The safety and efficacy of herbs depends largely on two things. The first is that herbal sources must be of exceptional quality. They need proper identification and they need to be checked for heavy metals, pesticides, microbes and other contaminants. The second is that they should be prescribed by an appropriately trained herbalist. Matthew uses pharmaceutical grade herbs that have been appropriately tested and he has extensive training in herbal medicine and is registered with the www.chinesemedicineboard.gov.au as both a Chinese Herbal Medicine Practitioner and Acupuncturist.
Matthew can provide you with individual herbal prescriptions that address any imbalances, blockages or deficiencies in the body that have led to ill health. Modifications of herbal formulas may be made in the course of treatment to adjust to any changes and improvements that occur. Herbal medication used in combination with Acupuncture will often achieve better results faster.
Chinese medicine developed disease theories and techniques that address many areas of health that effectively treat a broad range of conditions and can also assist with general health maintenance and disease prevention.

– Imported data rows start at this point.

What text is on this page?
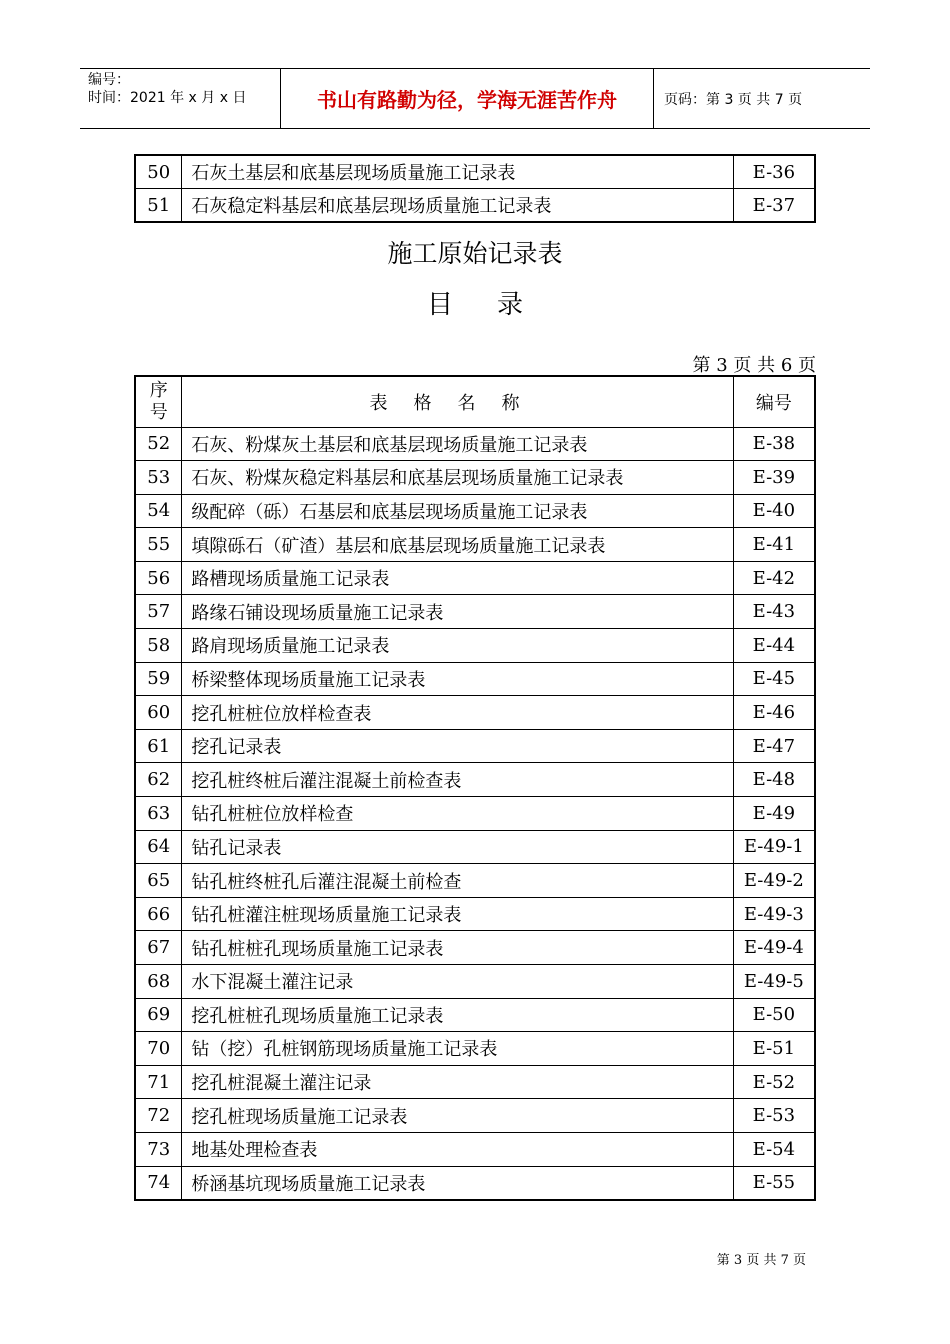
编号：
时间：2021 年 x 月 x 日	书山有路勤为径，学海无涯苦作舟	页码：第 3 页 共 7 页
50	石灰土基层和底基层现场质量施工记录表	E-36
51	石灰稳定料基层和底基层现场质量施工记录表	E-37
施工原始记录表
目录
第 3 页 共 6 页
序
号	表格名称	编号
52	石灰、粉煤灰土基层和底基层现场质量施工记录表	E-38
53	石灰、粉煤灰稳定料基层和底基层现场质量施工记录表	E-39
54	级配碎（砾）石基层和底基层现场质量施工记录表	E-40
55	填隙砾石（矿渣）基层和底基层现场质量施工记录表	E-41
56	路槽现场质量施工记录表	E-42
57	路缘石铺设现场质量施工记录表	E-43
58	路肩现场质量施工记录表	E-44
59	桥梁整体现场质量施工记录表	E-45
60	挖孔桩桩位放样检查表	E-46
61	挖孔记录表	E-47
62	挖孔桩终桩后灌注混凝土前检查表	E-48
63	钻孔桩桩位放样检查	E-49
64	钻孔记录表	E-49-1
65	钻孔桩终桩孔后灌注混凝土前检查	E-49-2
66	钻孔桩灌注桩现场质量施工记录表	E-49-3
67	钻孔桩桩孔现场质量施工记录表	E-49-4
68	水下混凝土灌注记录	E-49-5
69	挖孔桩桩孔现场质量施工记录表	E-50
70	钻（挖）孔桩钢筋现场质量施工记录表	E-51
71	挖孔桩混凝土灌注记录	E-52
72	挖孔桩现场质量施工记录表	E-53
73	地基处理检查表	E-54
74	桥涵基坑现场质量施工记录表	E-55
第 3 页 共 7 页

The general aim of treatment is to regulate imbalance by nourishing deficiencies and promoting qi and blood circulation, which often is disrupted through various factors such as genetic predisposition, diet, emotional distress and irregular lifestyle habits.
While Matthew is highly skilled and proficient in Chinese medicine he has also worked in Western medicine settings for many years. He has seen the strengths and weaknesses in both systems and uses this knowledge to get the best possible outcomes for his patients. Having a different perspective to Western medicine, Chinese medicine can often cast light on conditions which modern medicine has difficulty treating.

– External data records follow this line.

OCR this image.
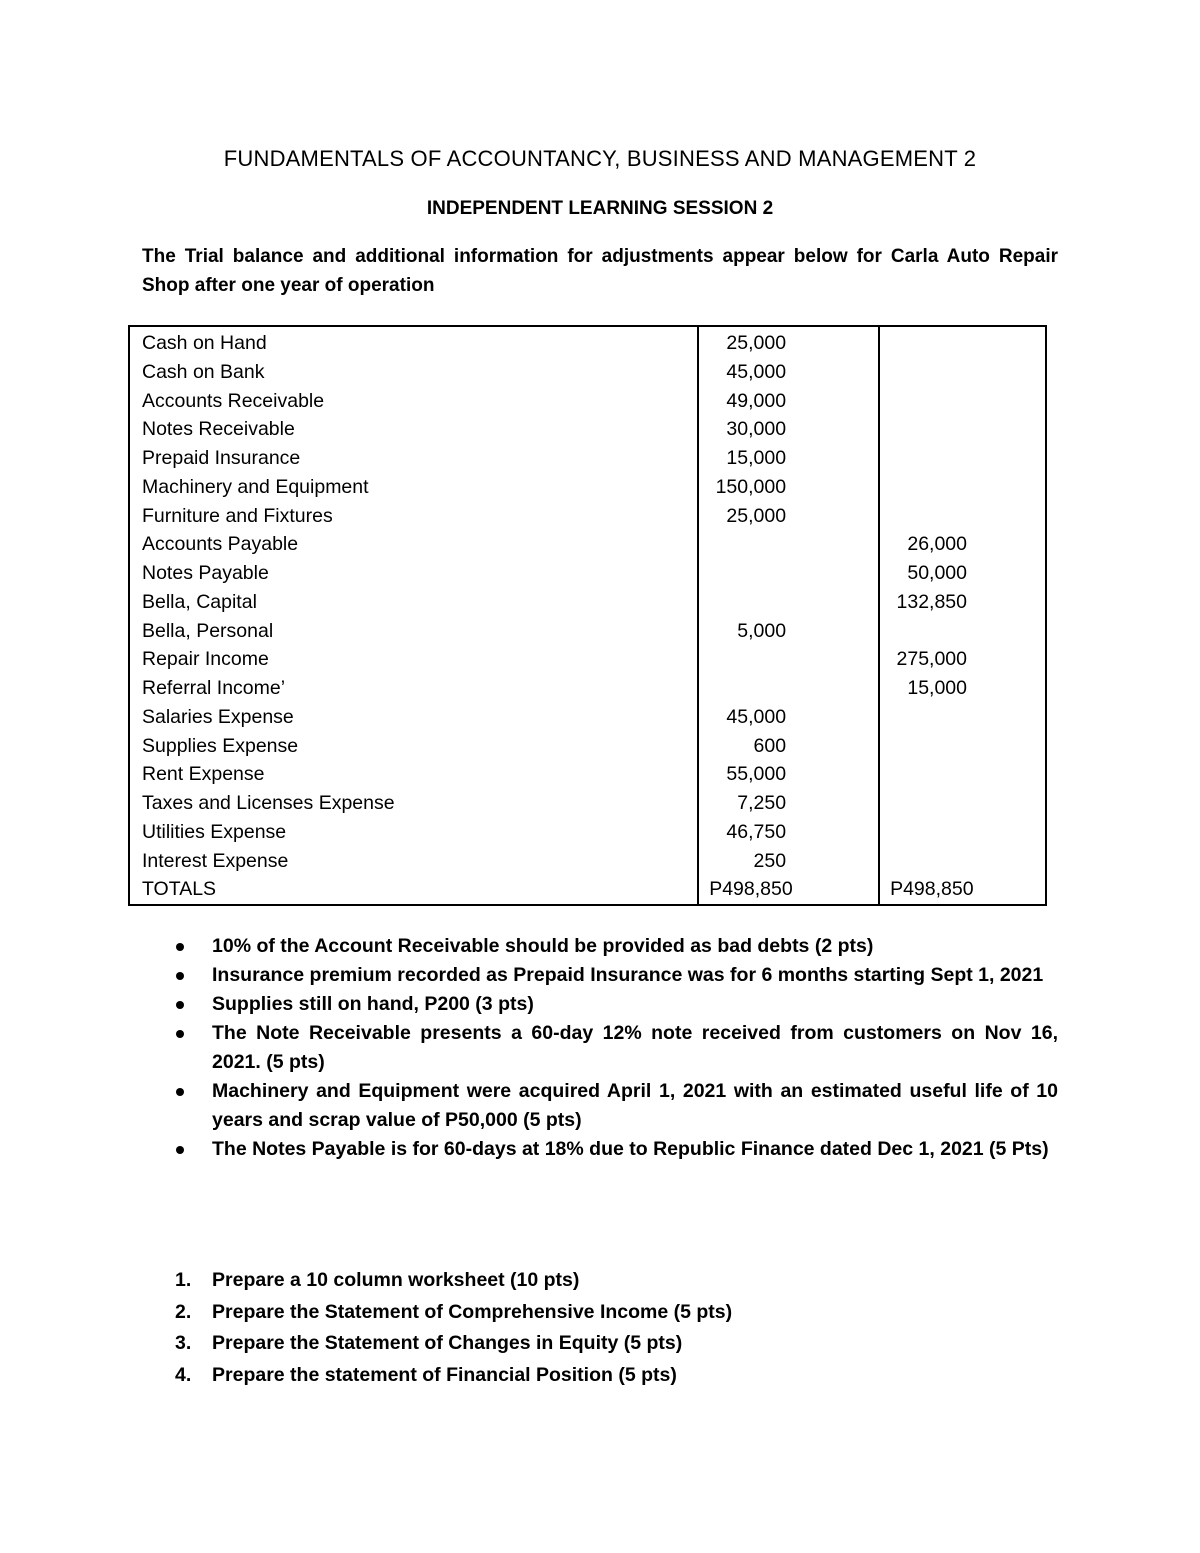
FUNDAMENTALS OF ACCOUNTANCY, BUSINESS AND MANAGEMENT 2
INDEPENDENT LEARNING SESSION 2

The Trial balance and additional information for adjustments appear below for Carla Auto Repair Shop after one year of operation

Cash on Hand	25,000	
Cash on Bank	45,000	
Accounts Receivable	49,000	
Notes Receivable	30,000	
Prepaid Insurance	15,000	
Machinery and Equipment	150,000	
Furniture and Fixtures	25,000	
Accounts Payable		26,000
Notes Payable		50,000
Bella, Capital		132,850
Bella, Personal	5,000	
Repair Income		275,000
Referral Income’		15,000
Salaries Expense	45,000	
Supplies Expense	600	
Rent Expense	55,000	
Taxes and Licenses Expense	7,250	
Utilities Expense	46,750	
Interest Expense	250	
TOTALS	P498,850	P498,850
10% of the Account Receivable should be provided as bad debts (2 pts)
Insurance premium recorded as Prepaid Insurance was for 6 months starting Sept 1, 2021
Supplies still on hand, P200 (3 pts)
The Note Receivable presents a 60-day 12% note received from customers on Nov 16, 2021. (5 pts)
Machinery and Equipment were acquired April 1, 2021 with an estimated useful life of 10 years and scrap value of P50,000 (5 pts)
The Notes Payable is for 60-days at 18% due to Republic Finance dated Dec 1, 2021 (5 Pts)
1. Prepare a 10 column worksheet (10 pts)
2. Prepare the Statement of Comprehensive Income (5 pts)
3. Prepare the Statement of Changes in Equity (5 pts)
4. Prepare the statement of Financial Position (5 pts)
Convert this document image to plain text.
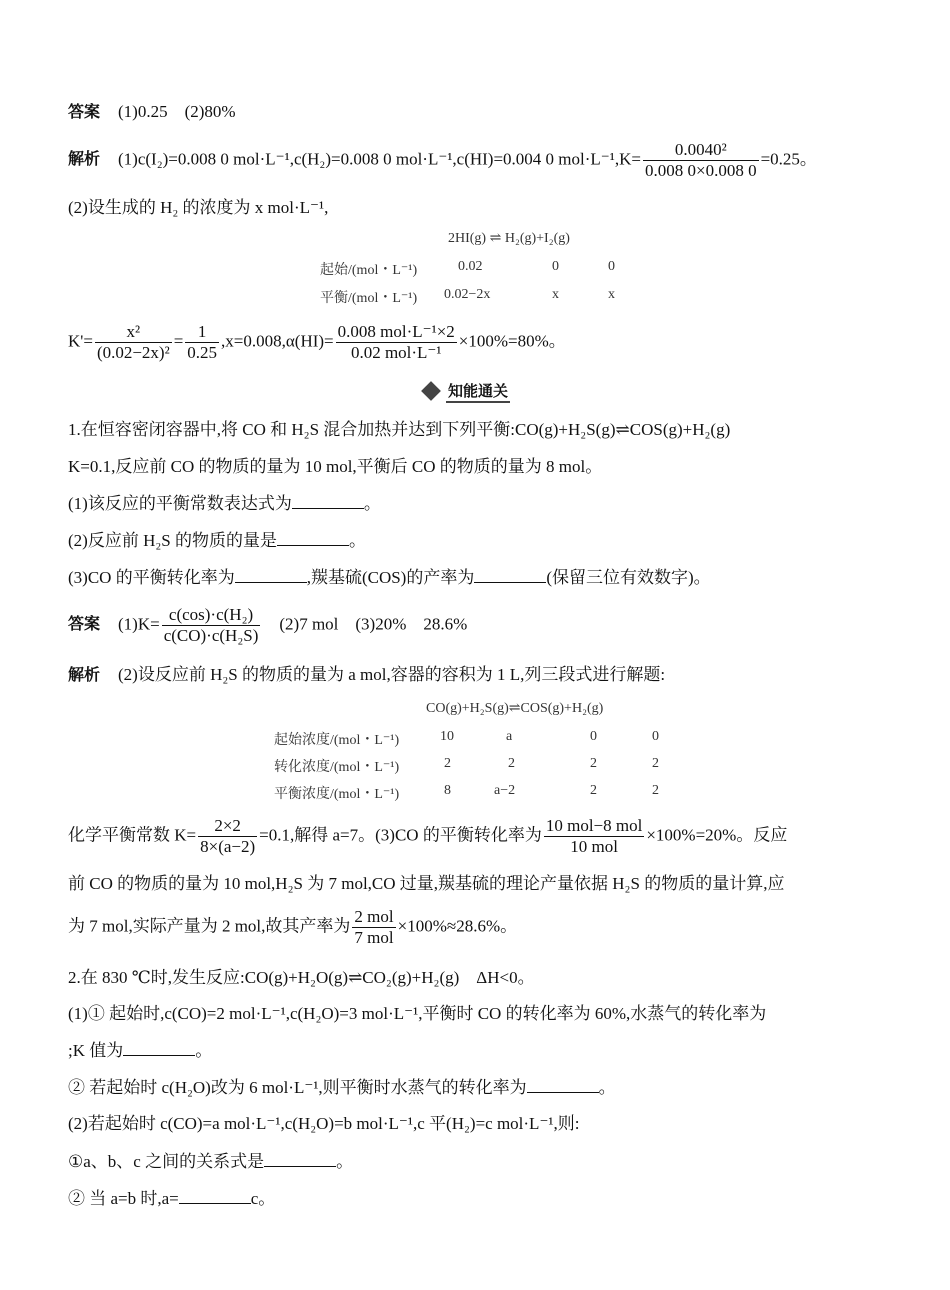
答案 (1)0.25　(2)80%
解析 (1)c(I₂)=0.008 0 mol·L⁻¹,c(H₂)=0.008 0 mol·L⁻¹,c(HI)=0.004 0 $mol\cdot L^{-1},K= \frac{\text{0.0040²}}{0.008 0\times 0.008 0} =0.25$。
(2)设生成的 H₂ 的浓度为 x mol·L⁻¹,
2HI(g) ⇌ H₂(g)+I₂(g)
起始/(mol・L⁻¹)	0.02	0	0
平衡/(mol・L⁻¹) 0.02−2x	x	x
$K'= \frac{\text{x²}}{\text{(0.02−2x)²}} = \frac{1}{0.25} ,x=0.008,\alpha(HI)= \frac{\text{0.008 mol·L⁻¹×2}}{\text{0.02 mol·L⁻¹}} \times 100\%=80\%$。
知能通关
1.在恒容密闭容器中,将 CO 和 H₂S 混合加热并达到下列平衡:CO(g)+H₂S(g)⇌COS(g)+H₂(g)
K=0.1,反应前 CO 的物质的量为 10 mol,平衡后 CO 的物质的量为 8 mol。
(1)该反应的平衡常数表达式为	。
(2)反应前 H₂S 的物质的量是	。
(3)CO 的平衡转化率为	,羰基硫(COS)的产率为	(保留三位有效数字)。
答案 $(1)K= \frac{\text{c(cos)·c(H₂)}}{\text{c(CO)·c(H₂S)}}$ 　(2)7 mol　(3)20%　28.6%
解析 (2)设反应前 H₂S 的物质的量为 a mol,容器的容积为 1 L,列三段式进行解题:
CO(g)+H₂S(g)⇌COS(g)+H₂(g)
起始浓度/(mol・L⁻¹)	10	a	0	0
转化浓度/(mol・L⁻¹)	2	2	2	2
平衡浓度/(mol・L⁻¹)	8	a−2	2	2
化学平衡常数 $K= \frac{2\times 2}{8\times(a-2)} =0.1$,解得 a=7。(3)CO 的平衡转化率为 $\frac{\text{10 mol−8 mol}}{\text{10 mol}} \times 100\%=20\%$。反应
前 CO 的物质的量为 10 mol,H₂S 为 7 mol,CO 过量,羰基硫的理论产量依据 H₂S 的物质的量计算,应
为 7 mol,实际产量为 2 mol,故其产率为 $\frac{\text{2 mol}}{\text{7 mol}} \times 100\%\approx 28.6\%$。
2.在 830 ℃时,发生反应:CO(g)+H₂O(g)⇌CO₂(g)+H₂(g)　ΔH<0。
(1)① 起始时,c(CO)=2 mol·L⁻¹,c(H₂O)=3 mol·L⁻¹,平衡时 CO 的转化率为 60%,水蒸气的转化率为
;K 值为	。
② 若起始时 c(H₂O)改为 6 mol·L⁻¹,则平衡时水蒸气的转化率为	。
(2)若起始时 c(CO)=a mol·L⁻¹,c(H₂O)=b mol·L⁻¹,c 平(H₂)=c mol·L⁻¹,则:
①a、b、c 之间的关系式是	。
② 当 a=b 时,a=	c。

During the initial visit, which normally lasts up to one and a half hours, a full consultation and treatment will be provided. You may be asked questions regarding your medical history, diet and lifestyle. Other diagnostic measures unique to Chinese medicine such as tongue and pulse diagnosis may also be conducted. A treatment plan will be discussed which will outline the anticipated course of treatment for your specific concern. Although all cases are different and unique, generally patients will begin to achieve results after 3 to 6 treatments, sometimes sooner.

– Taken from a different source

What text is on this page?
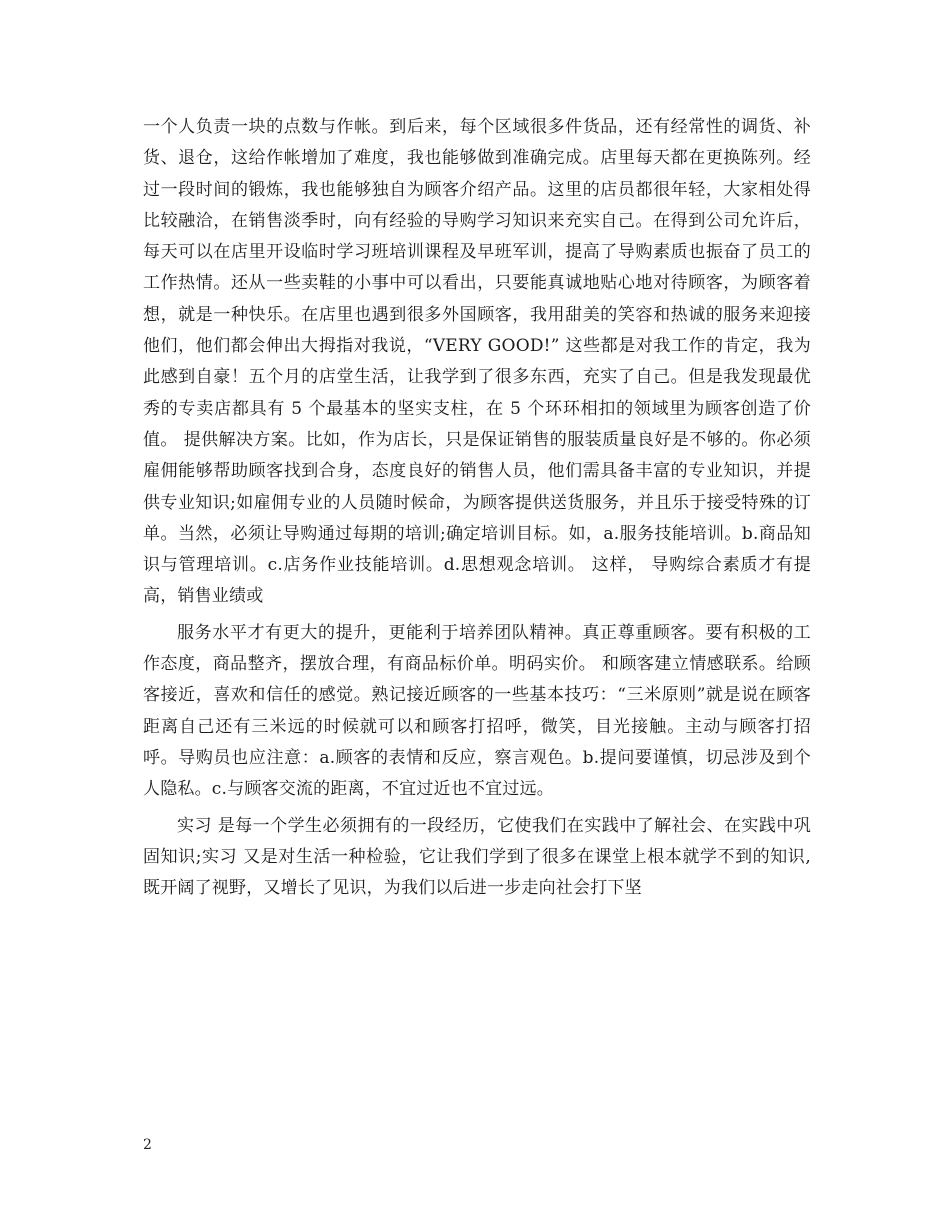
一个人负责一块的点数与作帐。到后来，每个区域很多件货品，还有经常性的调货、补货、退仓，这给作帐增加了难度，我也能够做到准确完成。店里每天都在更换陈列。经过一段时间的锻炼，我也能够独自为顾客介绍产品。这里的店员都很年轻，大家相处得比较融洽，在销售淡季时，向有经验的导购学习知识来充实自己。在得到公司允许后，每天可以在店里开设临时学习班培训课程及早班军训，提高了导购素质也振奋了员工的工作热情。还从一些卖鞋的小事中可以看出，只要能真诚地贴心地对待顾客，为顾客着想，就是一种快乐。在店里也遇到很多外国顾客，我用甜美的笑容和热诚的服务来迎接他们，他们都会伸出大拇指对我说，“VERY GOOD!” 这些都是对我工作的肯定，我为此感到自豪！五个月的店堂生活，让我学到了很多东西，充实了自己。但是我发现最优秀的专卖店都具有 5 个最基本的坚实支柱，在 5 个环环相扣的领域里为顾客创造了价值。 提供解决方案。比如，作为店长，只是保证销售的服装质量良好是不够的。你必须雇佣能够帮助顾客找到合身，态度良好的销售人员，他们需具备丰富的专业知识，并提供专业知识;如雇佣专业的人员随时候命，为顾客提供送货服务，并且乐于接受特殊的订单。当然，必须让导购通过每期的培训;确定培训目标。如，a.服务技能培训。b.商品知识与管理培训。c.店务作业技能培训。d.思想观念培训。 这样， 导购综合素质才有提高，销售业绩或

服务水平才有更大的提升，更能利于培养团队精神。真正尊重顾客。要有积极的工作态度，商品整齐，摆放合理，有商品标价单。明码实价。 和顾客建立情感联系。给顾客接近，喜欢和信任的感觉。熟记接近顾客的一些基本技巧：“三米原则”就是说在顾客距离自己还有三米远的时候就可以和顾客打招呼，微笑，目光接触。主动与顾客打招呼。导购员也应注意：a.顾客的表情和反应，察言观色。b.提问要谨慎，切忌涉及到个人隐私。c.与顾客交流的距离，不宜过近也不宜过远。

实习 是每一个学生必须拥有的一段经历，它使我们在实践中了解社会、在实践中巩固知识;实习 又是对生活一种检验，它让我们学到了很多在课堂上根本就学不到的知识,既开阔了视野，又增长了见识，为我们以后进一步走向社会打下坚

2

Most people’s experience of needles is of those used in injections and blood tests. Acupuncture needles bear little resemblance to these. They are much finer and are solid rather than hollow. When the needle is inserted, the sensation is often described as a tingling or dull ache. Needles are inserted either for a second or two, or may be left in place for 30 minutes or more, depending on the effect required.
During treatment, patients commonly experience heaviness in the limbs or a pleasant feeling of relaxation. The benefits of acupuncture frequently include more than just relief from a particular condition. Many people find that it can also lead to increased energy levels, improved digestion and sleep as well as an enhanced sense of overall well being.